I will fill in the time line and answer some of your questions for general information about the truck starting problem. I bought the truck new. About 2 months ago the truck would intermittantly not turn over when you turned the key on. If you hit the key a few times it would turn over and start. I removed the starter and had it checked at Autozone. It came back as defective. The starter (which was the original) was replaced and the engine cranked over when you tried to start the vehicle. At the time of the starter replacement my son also replaced the spark plugs, ignition wires, cap and rotor in the vehicle as it had a slight miss and the last time they were replaced was over 100,000 miles ago. About this time is when the truck would not start after driving it 35 miles, shutting it off and trying to restart until it had time to cool off (half hour or more). The coil was over 7 years old so my son replaced the coil. This did not solve the problem for restarting a hot engine. It was suggested to replace the ignition module so this was replaced without correcting the problem. I did not think it was the battery because my son tried jump starting the truck when it was hot and it would not start or turn over. When my son came home the other day and shut off the engine it would not start. I had another battery and used it to swap out the battery that was in the truck. The truck, which was still hot, started right up. I purchased a new battery and placed it in the truck on Friday.
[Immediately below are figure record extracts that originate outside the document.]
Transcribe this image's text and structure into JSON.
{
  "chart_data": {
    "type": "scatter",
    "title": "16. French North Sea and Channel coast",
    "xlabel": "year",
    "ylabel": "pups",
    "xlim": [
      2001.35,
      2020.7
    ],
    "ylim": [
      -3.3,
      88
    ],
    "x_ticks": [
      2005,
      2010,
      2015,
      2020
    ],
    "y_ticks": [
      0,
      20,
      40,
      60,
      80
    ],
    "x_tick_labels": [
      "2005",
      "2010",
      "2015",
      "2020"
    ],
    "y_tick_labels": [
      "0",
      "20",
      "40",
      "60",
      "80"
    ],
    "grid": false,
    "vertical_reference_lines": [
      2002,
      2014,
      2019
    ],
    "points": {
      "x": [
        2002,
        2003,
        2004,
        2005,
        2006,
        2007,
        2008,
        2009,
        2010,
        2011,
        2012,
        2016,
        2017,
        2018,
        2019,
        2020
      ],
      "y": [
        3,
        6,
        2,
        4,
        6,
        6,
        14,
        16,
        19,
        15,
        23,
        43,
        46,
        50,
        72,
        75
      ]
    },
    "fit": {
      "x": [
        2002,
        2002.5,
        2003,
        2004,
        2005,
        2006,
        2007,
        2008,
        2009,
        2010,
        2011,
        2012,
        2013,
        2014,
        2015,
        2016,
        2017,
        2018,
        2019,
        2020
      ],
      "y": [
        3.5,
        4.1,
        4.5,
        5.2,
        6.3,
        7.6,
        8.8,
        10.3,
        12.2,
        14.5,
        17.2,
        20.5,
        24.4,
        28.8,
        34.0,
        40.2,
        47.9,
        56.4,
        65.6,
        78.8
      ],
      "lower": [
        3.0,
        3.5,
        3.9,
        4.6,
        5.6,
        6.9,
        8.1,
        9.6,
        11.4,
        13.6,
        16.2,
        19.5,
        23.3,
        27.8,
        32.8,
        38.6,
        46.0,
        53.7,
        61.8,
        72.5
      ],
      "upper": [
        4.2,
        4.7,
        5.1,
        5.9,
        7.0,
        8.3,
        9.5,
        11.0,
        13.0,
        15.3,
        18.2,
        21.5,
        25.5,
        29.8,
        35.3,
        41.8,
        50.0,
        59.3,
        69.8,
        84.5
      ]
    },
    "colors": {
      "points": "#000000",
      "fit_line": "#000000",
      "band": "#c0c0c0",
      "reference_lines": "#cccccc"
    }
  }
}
My son, who has been using the truck, came by today and said the truck has been starting fine. 

Thanks again for all your suggestions.


----------



## bikehealer1 (Oct 8, 2009)

One thing people do not realize is that batteries are a wear item just like any other in a vehicle. Yes, they can last a long time, but they do eventually "wear" out. I run into batteries at work all the time that will crank a bike cold, but take a few more revolutions to crank or the engine catches after you let off the starter. Hermitjohns ground suggestion was my first thought after reading the beginning post. I have also experienced factory cables going bad where the cable goes into the crimp, yet never show a bit of corrosion. Glad you got your problem solved.


----------



## Travis in Louisiana (May 14, 2002)

Retire2, thanks for the update. I always like to hear how a problem was solved.


----------



## pipedreamer (Jan 23, 2012)

I'm not sold on a new battery,in my opinon the problem might revisit you.the battery (if it is a bad starter) will loose its Cranking amps because of resistance thru the starter.if this problem comes back in a couple of months point the finger at the starter . If it doesn't well shame on my opinon.


----------



## agmantoo (May 23, 2003)

pipedreamer

I fully agree that the starter is the true problem! The battery has just over shadowed the problem.


----------



## retire2$ (Feb 12, 2003)

In my original post I stated that I had the starter checked and it was defective. I then replaced the starter but the problem of not starting continued. After I replaced the battery I have not had any problem starting the truck when it is hot. I will give an update in a few months if the problem returns. Thanks for all your comments and recommendations.


----------